Document Automation support for Google Custom Document Extractor (CDE)

In Document Automation, you can create a user-trained learning instance and extract using a Google Custom Document Extractor (CDE) processor.

The new capability can be used to train a model using Google Custom Document Extractor (CDE) for any document type covering 50 languages. Once a model is deployed, the processor URL can be embedded within Document Automation extraction process.
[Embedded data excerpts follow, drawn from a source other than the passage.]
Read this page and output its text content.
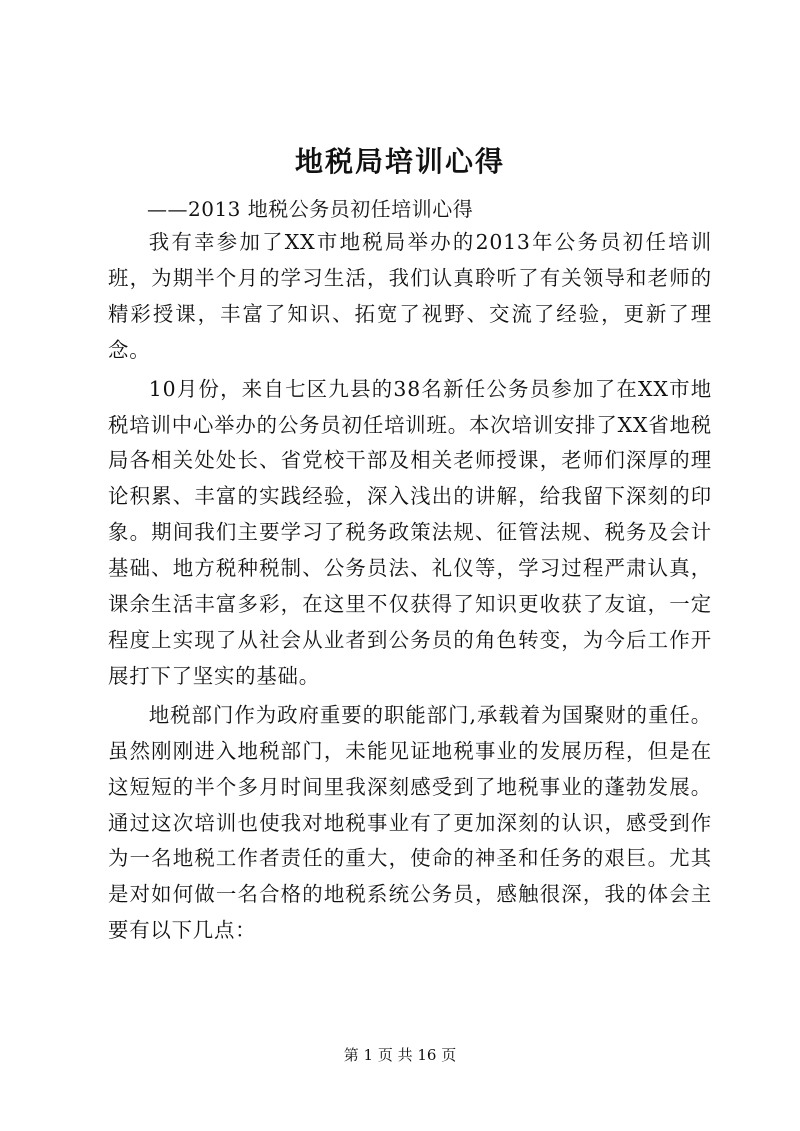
地税局培训心得

——2013 地税公务员初任培训心得

我有幸参加了XX市地税局举办的2013年公务员初任培训班，为期半个月的学习生活，我们认真聆听了有关领导和老师的精彩授课，丰富了知识、拓宽了视野、交流了经验，更新了理念。

10月份，来自七区九县的38名新任公务员参加了在XX市地税培训中心举办的公务员初任培训班。本次培训安排了XX省地税局各相关处处长、省党校干部及相关老师授课，老师们深厚的理论积累、丰富的实践经验，深入浅出的讲解，给我留下深刻的印象。期间我们主要学习了税务政策法规、征管法规、税务及会计基础、地方税种税制、公务员法、礼仪等，学习过程严肃认真，课余生活丰富多彩，在这里不仅获得了知识更收获了友谊，一定程度上实现了从社会从业者到公务员的角色转变，为今后工作开展打下了坚实的基础。

地税部门作为政府重要的职能部门,承载着为国聚财的重任。虽然刚刚进入地税部门，未能见证地税事业的发展历程，但是在这短短的半个多月时间里我深刻感受到了地税事业的蓬勃发展。通过这次培训也使我对地税事业有了更加深刻的认识，感受到作为一名地税工作者责任的重大，使命的神圣和任务的艰巨。尤其是对如何做一名合格的地税系统公务员，感触很深，我的体会主要有以下几点：

第 1 页 共 16 页
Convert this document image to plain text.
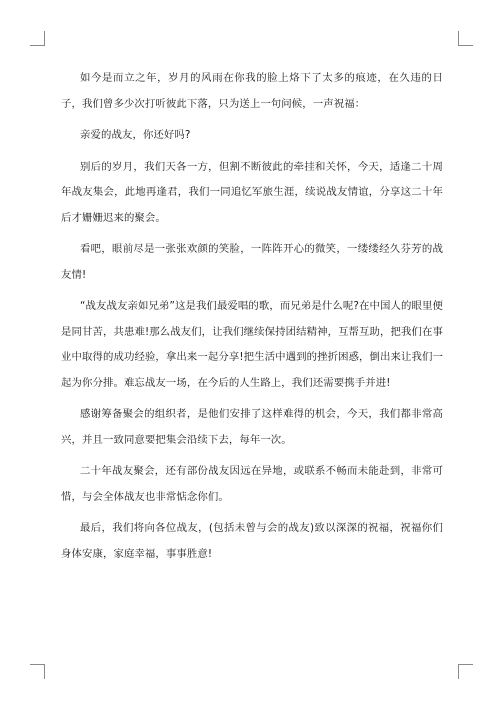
如今是而立之年，岁月的风雨在你我的脸上烙下了太多的痕迹，在久违的日子，我们曾多少次打听彼此下落，只为送上一句问候，一声祝福：

亲爱的战友，你还好吗?

别后的岁月，我们天各一方，但割不断彼此的牵挂和关怀，今天，适逢二十周年战友集会，此地再逢君，我们一同追忆军旅生涯，续说战友情谊，分享这二十年后才姗姗迟来的聚会。

看吧，眼前尽是一张张欢颜的笑脸，一阵阵开心的微笑，一缕缕经久芬芳的战友情!

“战友战友亲如兄弟”这是我们最爱唱的歌，而兄弟是什么呢?在中国人的眼里便是同甘苦，共患难!那么战友们，让我们继续保持团结精神，互帮互助，把我们在事业中取得的成功经验，拿出来一起分享!把生活中遇到的挫折困惑，倒出来让我们一起为你分排。难忘战友一场，在今后的人生路上，我们还需要携手并进!

感谢筹备聚会的组织者，是他们安排了这样难得的机会，今天，我们都非常高兴，并且一致同意要把集会沿续下去，每年一次。

二十年战友聚会，还有部份战友因远在异地，或联系不畅而未能赴到，非常可惜，与会全体战友也非常惦念你们。

最后，我们将向各位战友，(包括未曾与会的战友)致以深深的祝福，祝福你们身体安康，家庭幸福，事事胜意!
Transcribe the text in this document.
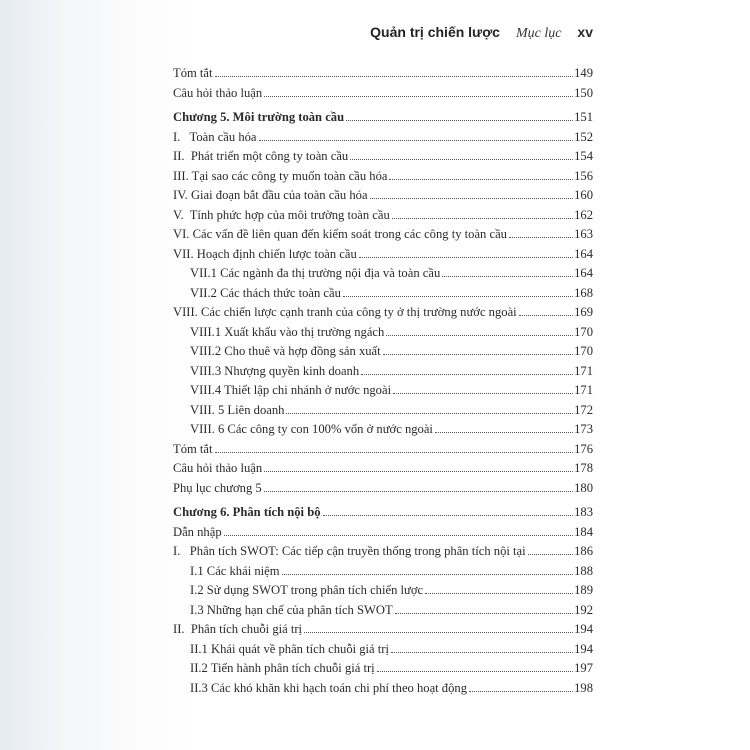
Quản trị chiến lược Mục lục xv
Tóm tắt	149
Câu hỏi thảo luận	150
Chương 5. Môi trường toàn cầu	151
I.   Toàn cầu hóa	152
II.  Phát triển một công ty toàn cầu	154
III. Tại sao các công ty muốn toàn cầu hóa	156
IV. Giai đoạn bắt đầu của toàn cầu hóa	160
V.  Tính phức hợp của môi trường toàn cầu	162
VI. Các vấn đề liên quan đến kiểm soát trong các công ty toàn cầu	163
VII. Hoạch định chiến lược toàn cầu	164
VII.1 Các ngành đa thị trường nội địa và toàn cầu	164
VII.2 Các thách thức toàn cầu	168
VIII. Các chiến lược cạnh tranh của công ty ở thị trường nước ngoài	169
VIII.1 Xuất khẩu vào thị trường ngách	170
VIII.2 Cho thuê và hợp đồng sản xuất	170
VIII.3 Nhượng quyền kinh doanh	171
VIII.4 Thiết lập chi nhánh ở nước ngoài	171
VIII. 5 Liên doanh	172
VIII. 6 Các công ty con 100% vốn ở nước ngoài	173
Tóm tắt	176
Câu hỏi thảo luận	178
Phụ lục chương 5	180
Chương 6. Phân tích nội bộ	183
Dẫn nhập	184
I.   Phân tích SWOT: Các tiếp cận truyền thống trong phân tích nội tại	186
I.1 Các khái niệm	188
I.2 Sử dụng SWOT trong phân tích chiến lược	189
I.3 Những hạn chế của phân tích SWOT	192
II.  Phân tích chuỗi giá trị	194
II.1 Khái quát về phân tích chuỗi giá trị	194
II.2 Tiến hành phân tích chuỗi giá trị	197
II.3 Các khó khăn khi hạch toán chi phí theo hoạt động	198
To use Google CDE, you must have a:
  • Google subscription to Google Document AI workbench.
  • License for Document Automation Platform > Document Workspace pages.
Note: When working with API URL trusted list for Google CDE, you must add all APIs to the trusted list on the Bot Agent machine. The list of allowed APIs for Google CDE is as follows:
  • Google accounts
  • Google OAuth
  • Google APIS
  • Processor end point (only the host to be added to the trusted list)
    For example,
    https://eu-documentai.googleapis.com/v1/projects/<<Project ID>>/locations/eu/processors/<<Processor ID>>:process

Usage of Google CDE

The effort involved in creating and maintaining models with Google CDE is justified by various scenarios, including:
  • Extended language support: When working with documents that require support for additional languages, and existing pre-trained models do not offer that capability, Google CDE becomes essential.
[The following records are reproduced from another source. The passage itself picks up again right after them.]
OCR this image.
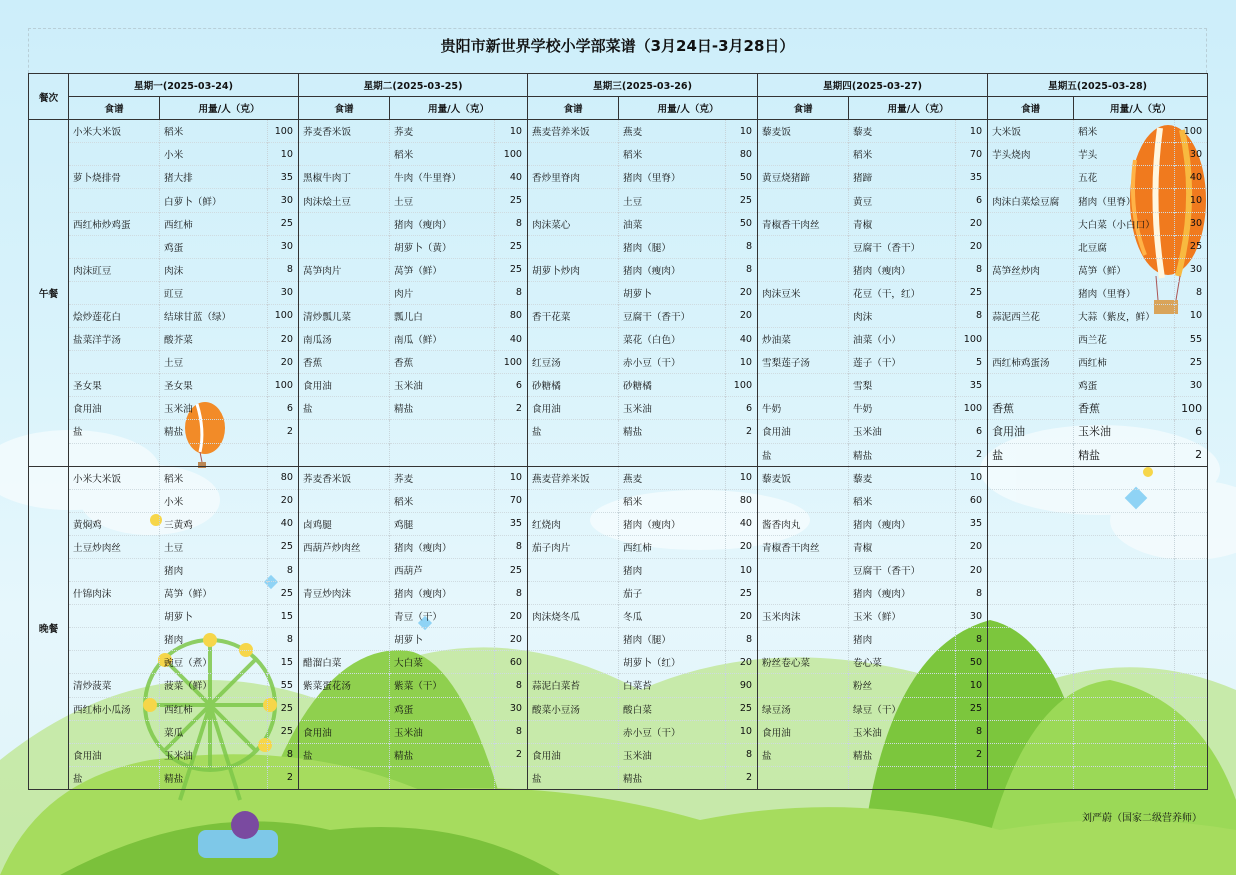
贵阳市新世界学校小学部菜谱（3月24日-3月28日）
餐次	星期一(2025-03-24)			星期二(2025-03-25)			星期三(2025-03-26)			星期四(2025-03-27)			星期五(2025-03-28)		
	食谱	用量/人（克）		食谱	用量/人（克）		食谱	用量/人（克）		食谱	用量/人（克）		食谱	用量/人（克）	
午餐	小米大米饭	稻米	100	荞麦香米饭	荞麦	10	燕麦营养米饭	燕麦	10	藜麦饭	藜麦	10	大米饭	稻米	100
		小米	10		稻米	100		稻米	80		稻米	70	芋头烧肉	芋头	30
	萝卜烧排骨	猪大排	35	黑椒牛肉丁	牛肉（牛里脊）	40	香炒里脊肉	猪肉（里脊）	50	黄豆烧猪蹄	猪蹄	35		五花	40
		白萝卜（鲜）	30	肉沫烩土豆	土豆	25		土豆	25		黄豆	6	肉沫白菜烩豆腐	猪肉（里脊）	10
	西红柿炒鸡蛋	西红柿	25		猪肉（瘦肉）	8	肉沫菜心	油菜	50	青椒香干肉丝	青椒	20		大白菜（小白口）	30
		鸡蛋	30		胡萝卜（黄）	25		猪肉（腿）	8		豆腐干（香干）	20		北豆腐	25
	肉沫豇豆	肉沫	8	莴笋肉片	莴笋（鲜）	25	胡萝卜炒肉	猪肉（瘦肉）	8		猪肉（瘦肉）	8	莴笋丝炒肉	莴笋（鲜）	30
		豇豆	30		肉片	8		胡萝卜	20	肉沫豆米	花豆（干，红）	25		猪肉（里脊）	8
	烩炒莲花白	结球甘蓝（绿）	100	清炒瓢儿菜	瓢儿白	80	香干花菜	豆腐干（香干）	20		肉沫	8	蒜泥西兰花	大蒜（紫皮，鲜）	10
	盐菜洋芋汤	酸芥菜	20	南瓜汤	南瓜（鲜）	40		菜花（白色）	40	炒油菜	油菜（小）	100		西兰花	55
		土豆	20	香蕉	香蕉	100	红豆汤	赤小豆（干）	10	雪梨莲子汤	莲子（干）	5	西红柿鸡蛋汤	西红柿	25
	圣女果	圣女果	100	食用油	玉米油	6	砂糖橘	砂糖橘	100		雪梨	35		鸡蛋	30
	食用油	玉米油	6	盐	精盐	2	食用油	玉米油	6	牛奶	牛奶	100	香蕉	香蕉	100
	盐	精盐	2				盐	精盐	2	食用油	玉米油	6	食用油	玉米油	6
										盐	精盐	2	盐	精盐	2
晚餐	小米大米饭	稻米	80	荞麦香米饭	荞麦	10	燕麦营养米饭	燕麦	10	藜麦饭	藜麦	10			
		小米	20		稻米	70		稻米	80		稻米	60			
	黄焖鸡	三黄鸡	40	卤鸡腿	鸡腿	35	红烧肉	猪肉（瘦肉）	40	酱香肉丸	猪肉（瘦肉）	35			
	土豆炒肉丝	土豆	25	西葫芦炒肉丝	猪肉（瘦肉）	8	茄子肉片	西红柿	20	青椒香干肉丝	青椒	20			
		猪肉	8		西葫芦	25		猪肉	10		豆腐干（香干）	20			
	什锦肉沫	莴笋（鲜）	25	青豆炒肉沫	猪肉（瘦肉）	8		茄子	25		猪肉（瘦肉）	8			
		胡萝卜	15		青豆（干）	20	肉沫烧冬瓜	冬瓜	20	玉米肉沫	玉米（鲜）	30			
		猪肉	8		胡萝卜	20		猪肉（腿）	8		猪肉	8			
		豌豆（煮）	15	醋溜白菜	大白菜	60		胡萝卜（红）	20	粉丝卷心菜	卷心菜	50			
	清炒菠菜	菠菜（鲜）	55	紫菜蛋花汤	紫菜（干）	8	蒜泥白菜苔	白菜苔	90		粉丝	10			
	西红柿小瓜汤	西红柿	25		鸡蛋	30	酸菜小豆汤	酸白菜	25	绿豆汤	绿豆（干）	25			
		菜瓜	25	食用油	玉米油	8		赤小豆（干）	10	食用油	玉米油	8			
	食用油	玉米油	8	盐	精盐	2	食用油	玉米油	8	盐	精盐	2			
	盐	精盐	2				盐	精盐	2						
刘严蔚（国家二级营养师）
    For supported languages, see Language support for Google CDE.

  • Unsupported document formats: Google CDE is beneficial when dealing with document types that lack compatible parsers.
  • Addressing accuracy and performance challenges: In specific document formats, even with the use of pre-trained models, achieving the desired accuracy can be difficult. Google CDE with specific training on documents can provide better accuracy.
  • Custom or non-standard field extraction: Google CDE can be used in scenarios where specific fields need to be extracted from documents that have custom or non-standard formats.
  • Extraction based on specific training when labels do not exist: Google CDE is beneficial when there is a need to extract information from fields where pre-defined labels do not exist.